How many economists can dance on the head of a pin?

 

Note the new long term trendlines from Jul 10 and Mar 09.

Or looked at another way, how many analysts fit into a thimble?  Sunday’s Times features an article by an economist we repsect, Paul Lim who noodles with the idea of bull market lengths and where we are at present in the average bull market picture.  Well, Lim can dance on the head of a pin.  He says that the average bull market is somewhat less than 4 years — so counting from March 09 the present bull is (this month) 3 years old.  Worry, worry.

Well, this is not Lake Wobegon where all the children are above average.  And noodling with these things anyway is a pursuit we don’t take seriously.  Once again — it detracts from the exact context, the exact and precise nature of what is happening in the market right this minute.  The Baba Ram Dass market view.  This is not to totally disparge noodling.  And Lim is not far off in his noodling.   The average Dow Theory bull signal lasts about 2.81 years.  The average Magee Basing Points long trade lasts 2.88 years.  But  (showing how even above average kids can be misleading)  one Dow Theory trade lasted 2891 days, just as one Magee trade lasted 3500 days.

Analysts, as they crawl out of the thimble in Lim’s article are worried about whether we are in the 4th  year or whether a new bull market started in October. As we said, we don’t even begin to think that way.  From a wave analysis point of view the Mar 09 bull market ended in July of 11 and a new wave started in October.  We subjected the first wave up out of that debacle and produced eye-popping forecasts  using the rule of seven, as well as extensive point and figure analyses forecasting similar targets.

That ought to resolve that question.

Unfortunately it does not solve the question of the thin ice we are skating on.

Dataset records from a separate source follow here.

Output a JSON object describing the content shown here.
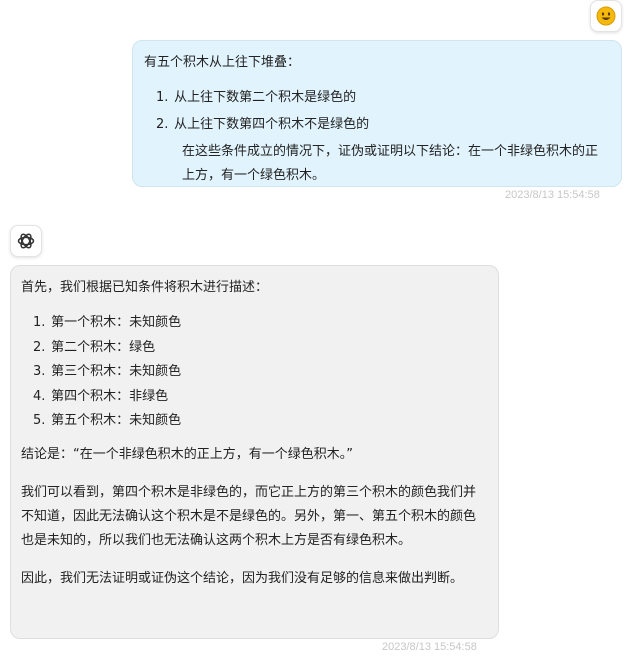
{
  "user_message": {
    "avatar_icon": "smiley-face-icon",
    "intro": "有五个积木从上往下堆叠：",
    "items": [
      {
        "num": "1.",
        "text": "从上往下数第二个积木是绿色的"
      },
      {
        "num": "2.",
        "text": "从上往下数第四个积木不是绿色的"
      }
    ],
    "continuation": "在这些条件成立的情况下，证伪或证明以下结论：在一个非绿色积木的正上方，有一个绿色积木。",
    "timestamp": "2023/8/13 15:54:58"
  },
  "bot_message": {
    "avatar_icon": "chatgpt-logo-icon",
    "intro": "首先，我们根据已知条件将积木进行描述：",
    "items": [
      {
        "num": "1.",
        "text": "第一个积木：未知颜色"
      },
      {
        "num": "2.",
        "text": "第二个积木：绿色"
      },
      {
        "num": "3.",
        "text": "第三个积木：未知颜色"
      },
      {
        "num": "4.",
        "text": "第四个积木：非绿色"
      },
      {
        "num": "5.",
        "text": "第五个积木：未知颜色"
      }
    ],
    "conclusion": "结论是：“在一个非绿色积木的正上方，有一个绿色积木。”",
    "paragraph1": "我们可以看到，第四个积木是非绿色的，而它正上方的第三个积木的颜色我们并不知道，因此无法确认这个积木是不是绿色的。另外，第一、第五个积木的颜色也是未知的，所以我们也无法确认这两个积木上方是否有绿色积木。",
    "paragraph2": "因此，我们无法证明或证伪这个结论，因为我们没有足够的信息来做出判断。",
    "timestamp": "2023/8/13 15:54:58"
  },
  "colors": {
    "user_bubble_bg": "#e1f4fd",
    "bot_bubble_bg": "#f1f1f1",
    "timestamp": "#c7c7c7",
    "emoji_yellow": "#f5b90e"
  }
}
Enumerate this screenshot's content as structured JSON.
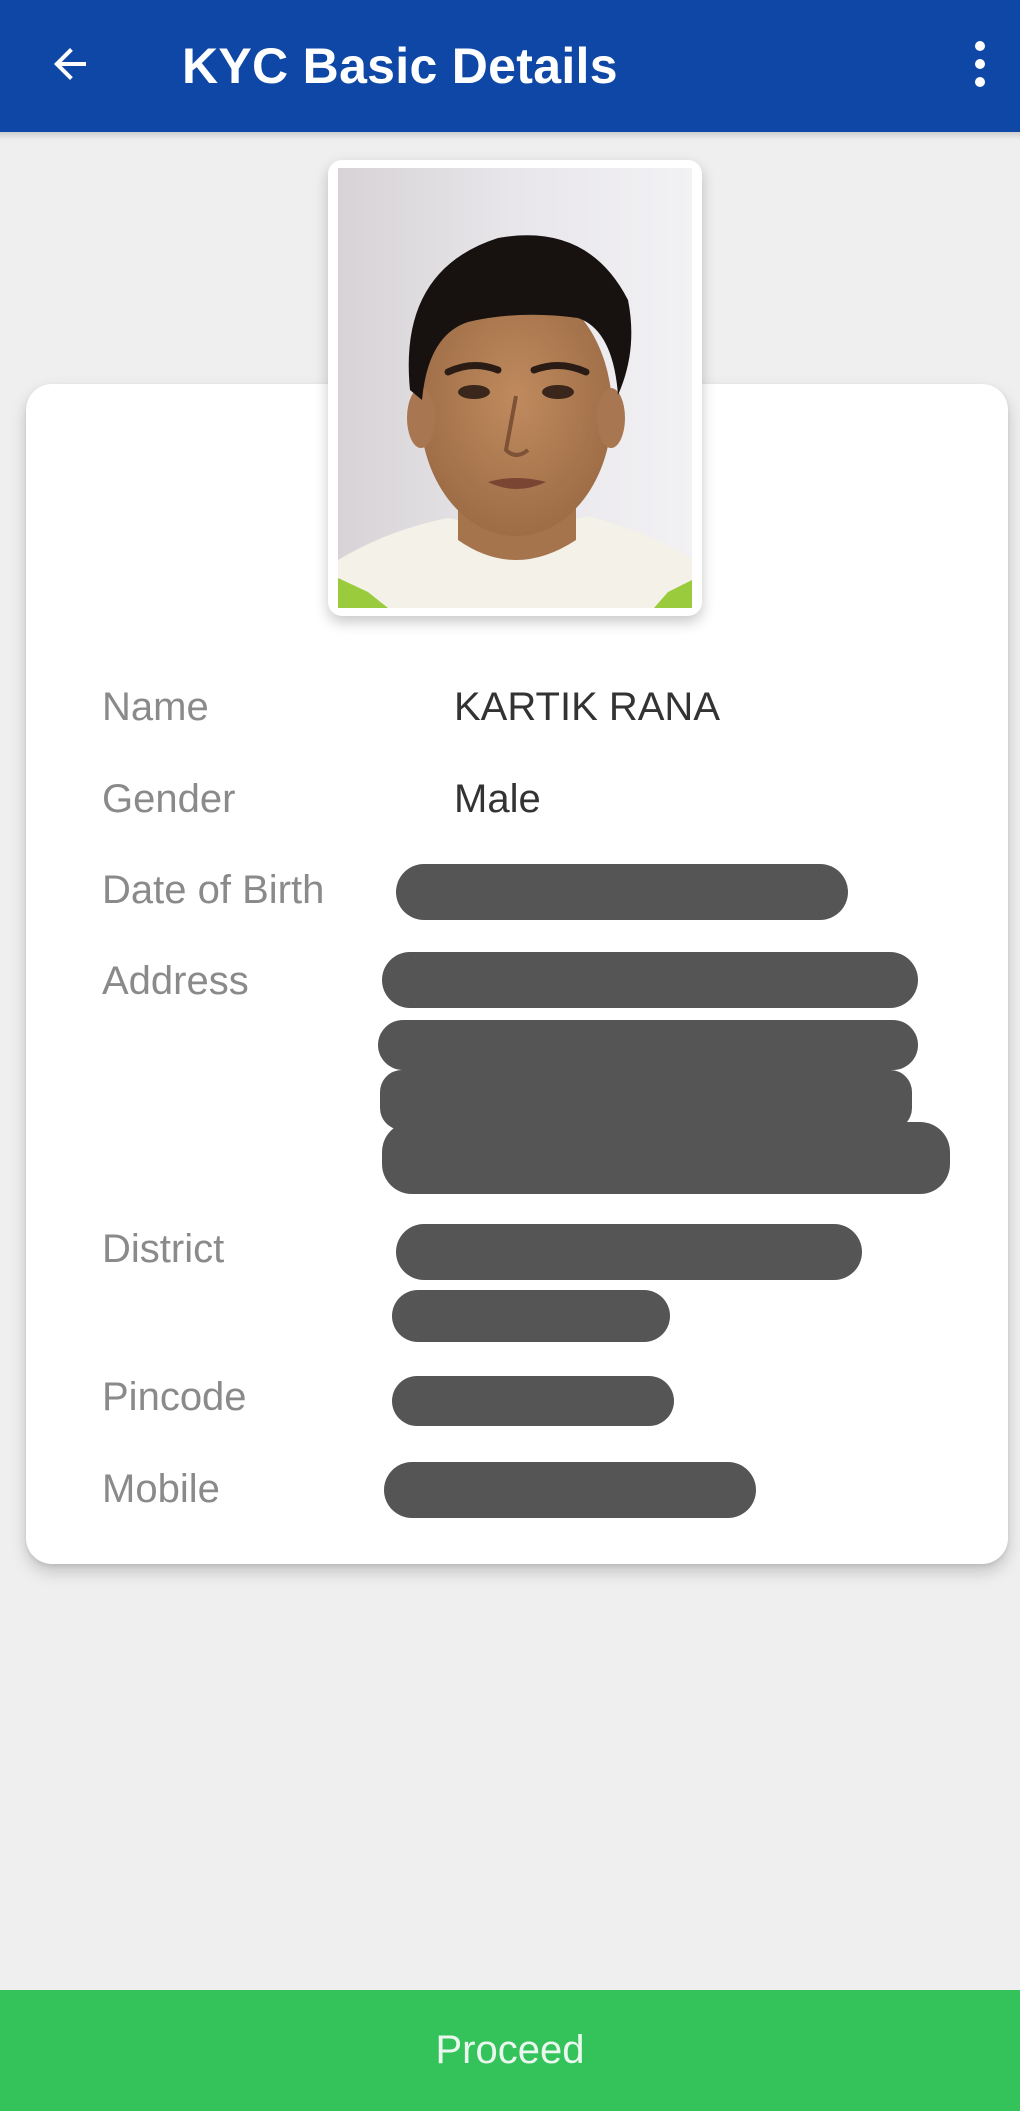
{
  "header": {
    "title": "KYC Basic Details",
    "back_icon": "arrow-left-icon",
    "menu_icon": "more-vertical-icon",
    "color": "#0f47a6"
  },
  "profile": {
    "photo": "applicant-photo"
  },
  "details": {
    "name": {
      "label": "Name",
      "value": "KARTIK RANA"
    },
    "gender": {
      "label": "Gender",
      "value": "Male"
    },
    "dob": {
      "label": "Date of Birth"
    },
    "address": {
      "label": "Address"
    },
    "district": {
      "label": "District"
    },
    "pincode": {
      "label": "Pincode"
    },
    "mobile": {
      "label": "Mobile"
    }
  },
  "footer": {
    "proceed_label": "Proceed",
    "color": "#34c25a"
  }
}
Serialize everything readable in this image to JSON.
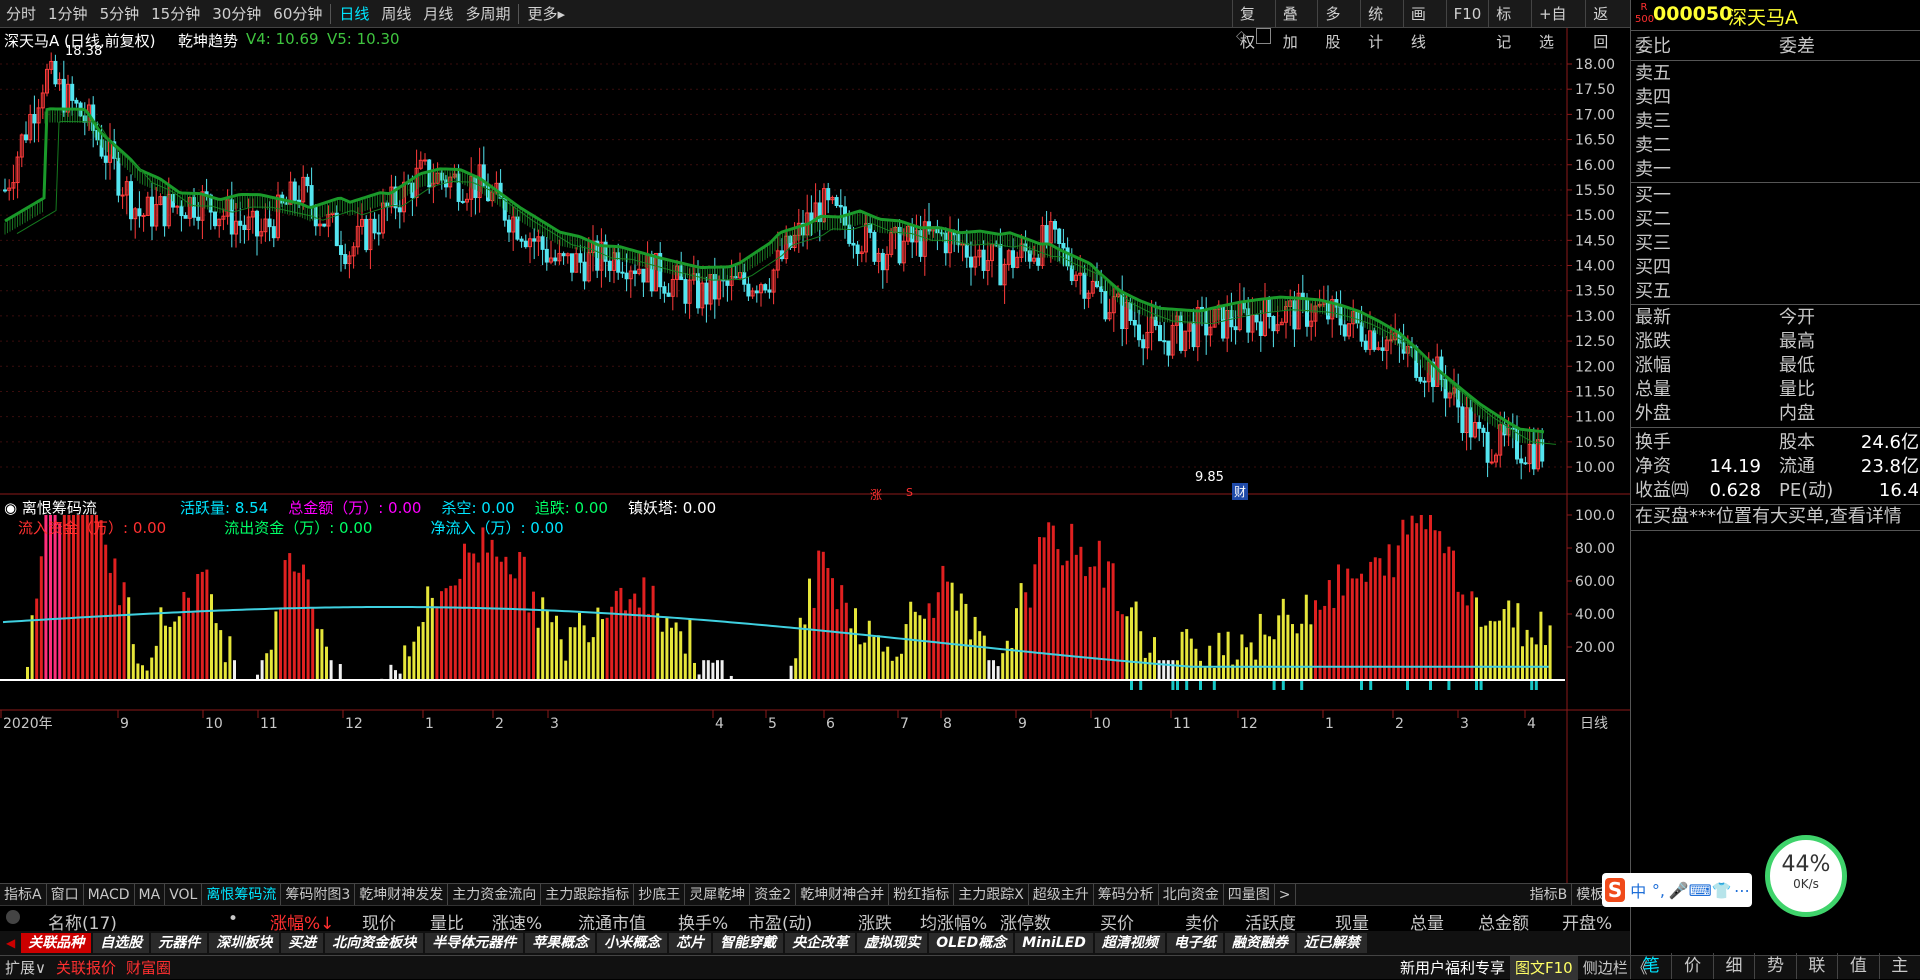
{
  "toolbar": {
    "left": [
      "分时",
      "1分钟",
      "5分钟",
      "15分钟",
      "30分钟",
      "60分钟",
      "日线",
      "周线",
      "月线",
      "多周期",
      "更多▸"
    ],
    "active_index": 6,
    "right": [
      "复权",
      "叠加",
      "多股",
      "统计",
      "画线",
      "F10",
      "标记",
      "+自选",
      "返回"
    ]
  },
  "stock": {
    "code": "000050",
    "name": "深天马A",
    "flag": "R"
  },
  "main_chart": {
    "header_name": "深天马A (日线,前复权)",
    "indicator_name": "乾坤趋势",
    "v4_label": "V4: 10.69",
    "v5_label": "V5: 10.30",
    "max_price_label": "18.38",
    "min_price_label": "9.85",
    "marker_zhang": "涨",
    "marker_s": "S",
    "marker_cai": "财",
    "price_axis": [
      "18.00",
      "17.50",
      "17.00",
      "16.50",
      "16.00",
      "15.50",
      "15.00",
      "14.50",
      "14.00",
      "13.50",
      "13.00",
      "12.50",
      "12.00",
      "11.50",
      "11.00",
      "10.50",
      "10.00"
    ]
  },
  "sub_chart": {
    "name": "离恨筹码流",
    "row1": [
      {
        "text": "活跃量: 8.54",
        "color": "#00e5ff"
      },
      {
        "text": "总金额（万）: 0.00",
        "color": "#ff00ff"
      },
      {
        "text": "杀空: 0.00",
        "color": "#00e5ff"
      },
      {
        "text": "追跌: 0.00",
        "color": "#00ff66"
      },
      {
        "text": "镇妖塔: 0.00",
        "color": "#ffffff"
      }
    ],
    "row2": [
      {
        "text": "流入资金（万）:  0.00",
        "color": "#ff3030"
      },
      {
        "text": "流出资金（万）:  0.00",
        "color": "#00ff66"
      },
      {
        "text": "净流入（万）:  0.00",
        "color": "#00e5ff"
      }
    ],
    "axis": [
      "100.0",
      "80.00",
      "60.00",
      "40.00",
      "20.00"
    ]
  },
  "date_axis": [
    "2020年",
    "9",
    "10",
    "11",
    "12",
    "1",
    "2",
    "3",
    "4",
    "5",
    "6",
    "7",
    "8",
    "9",
    "10",
    "11",
    "12",
    "1",
    "2",
    "3",
    "4"
  ],
  "date_axis_end": "日线",
  "indicator_tabs": [
    "指标A",
    "窗口",
    "MACD",
    "MA",
    "VOL",
    "离恨筹码流",
    "筹码附图3",
    "乾坤财神发发",
    "主力资金流向",
    "主力跟踪指标",
    "抄底王",
    "灵犀乾坤",
    "资金2",
    "乾坤财神合并",
    "粉红指标",
    "主力跟踪X",
    "超级主升",
    "筹码分析",
    "北向资金",
    "四量图",
    ">"
  ],
  "indicator_tabs_right": [
    "指标B",
    "模板",
    "+"
  ],
  "indicator_active": 5,
  "columns": [
    "名称(17)",
    "•",
    "涨幅%↓",
    "现价",
    "量比",
    "涨速%",
    "流通市值",
    "换手%",
    "市盈(动)",
    "涨跌",
    "均涨幅%",
    "涨停数",
    "买价",
    "卖价",
    "活跃度",
    "现量",
    "总量",
    "总金额",
    "开盘%"
  ],
  "sections": [
    "关联品种",
    "自选股",
    "元器件",
    "深圳板块",
    "买进",
    "北向资金板块",
    "半导体元器件",
    "苹果概念",
    "小米概念",
    "芯片",
    "智能穿戴",
    "央企改革",
    "虚拟现实",
    "OLED概念",
    "MiniLED",
    "超清视频",
    "电子纸",
    "融资融券",
    "近已解禁"
  ],
  "bottom": {
    "left": [
      "扩展∨",
      "关联报价",
      "财富圈"
    ],
    "right_text": "新用户福利专享",
    "f10": "图文F10",
    "side": "侧边栏 《"
  },
  "right_panel": {
    "weibi": "委比",
    "weicha": "委差",
    "sells": [
      "卖五",
      "卖四",
      "卖三",
      "卖二",
      "卖一"
    ],
    "buys": [
      "买一",
      "买二",
      "买三",
      "买四",
      "买五"
    ],
    "stats_left": [
      "最新",
      "涨跌",
      "涨幅",
      "总量",
      "外盘"
    ],
    "stats_right": [
      "今开",
      "最高",
      "最低",
      "量比",
      "内盘"
    ],
    "hs": {
      "l1": "换手",
      "l2": "股本",
      "v2": "24.6亿"
    },
    "jz": {
      "l1": "净资",
      "v1": "14.19",
      "l2": "流通",
      "v2": "23.8亿"
    },
    "sy": {
      "l1": "收益㈣",
      "v1": "0.628",
      "l2": "PE(动)",
      "v2": "16.4"
    },
    "notice": "在买盘***位置有大买单,查看详情",
    "tabs": [
      "笔",
      "价",
      "细",
      "势",
      "联",
      "值",
      "主"
    ]
  },
  "speed": {
    "percent": "44%",
    "rate": "0K/s"
  },
  "ime": {
    "chars": [
      "S",
      "中",
      "°,",
      "🎤",
      "⌨",
      "👕",
      "⋯"
    ]
  }
}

We  are now going on 69 days of inch-worm progress in prices without a downdraft of any significance.  Traders are buying volatility like crazy — according to Larry McMillain (optionstrategist.com) one of our most respected colleagues they are naively doing so — and we agree (having dabbled in it once or twice ourselves.)  The $vix is quite low, but that’s like the kids in Lake Wobegone.  It only matters when it matters.  Taking a wild flyer we are going to hazard a guess that this trend is going to continue for awhile before the bears successfully attack it.  When prices clear the high made March 16 we will be adding to our positions.  If there is a correction before that happens we will be adding on the alpha-beta-gamma-zeta pattern.